Arnold Fitzpatrick is a very interesting man. He is the former Head Master at one of the local schools, an authority of the Irish Language (Gaelic) and a speaker at many Irish colleges on that subject.

The O'Brien's had told us about him and, one night when we had our supper at Clarke's Hotel, we met him there. We had gotten re-acquainted with Sean Clarke and told him that we were still looking to find Terry's ancestors. He introduced us to Arnold and we had quite a visit with him.

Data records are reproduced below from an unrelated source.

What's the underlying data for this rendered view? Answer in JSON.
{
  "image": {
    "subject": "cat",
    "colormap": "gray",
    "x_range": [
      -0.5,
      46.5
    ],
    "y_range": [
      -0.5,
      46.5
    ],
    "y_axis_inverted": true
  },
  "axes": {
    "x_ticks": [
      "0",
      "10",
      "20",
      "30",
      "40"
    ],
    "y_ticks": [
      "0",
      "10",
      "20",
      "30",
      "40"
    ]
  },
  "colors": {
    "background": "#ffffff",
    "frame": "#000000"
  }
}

Terry and I felt like we had gone back to school and we were hanging on his every word. He asked us what our Irish Surnames (Family Names) are. The first lesson was in the Gaelic spelling and pronunciation of the Irish names. He told us that, after all of the invasions of Ireland by different countries, especially the last being England, the anglicized versions of the names were mostly incorrect. Prohibited by the Queen from using Gaelic, Arnold said that since the Irish alphabet is different than English, the names were written phonetically, approximate to the sound of the Irish words and names. However, many of them were a total fabrication.

A few years ago, I actually tried to teach myself Gaelic when I purchased a Gaelic schoolbook. It is soooooo hard. First, they don't have as many letters and some of the letters are very strange looking...more like symbols. Many of the sounds of the letters are very throaty sounding and differ, depending what vowel is next to which consonant, and what tense and gender is being spoken. They have many more tenses than we do. When I told Arnold this, he was impressed at what I had tried to do.

He told us that he had some genealogical information he had gathered about the Reynolds of Co. Leitrim and he wanted us to meet him at Clarke's in a couple of days. When we met him, he read us a poem he had written. I don't recall the name of it but it was all about the Native Americans who had helped the Irish in America. He said that the Native Americans suffered the same type of fate as the Irish. They were both the first settlers in their countries but they were pushed out by the invaders. Also, that their language was very similar to the Irish language; not in the words themselves but that every word has a meaning. For example: Tatanka Iyotake means Sitting Bull, or Waubeshiek means White Cloud. The Gaelic for Dublin is Baile Atha Cliath which, in English, means (approximately) by the ford (bridge or crossing) in the sea by the black pool. Not coincidentally, Black Poole, England is across the Irish Sea from Dublin.

Vintage Style Irish Flat Caps

We learned a lot from Arnold Fitzpatrick. It was a pleasure to meet him and to have a private tutoring lesson in Gaelic from a master of the language.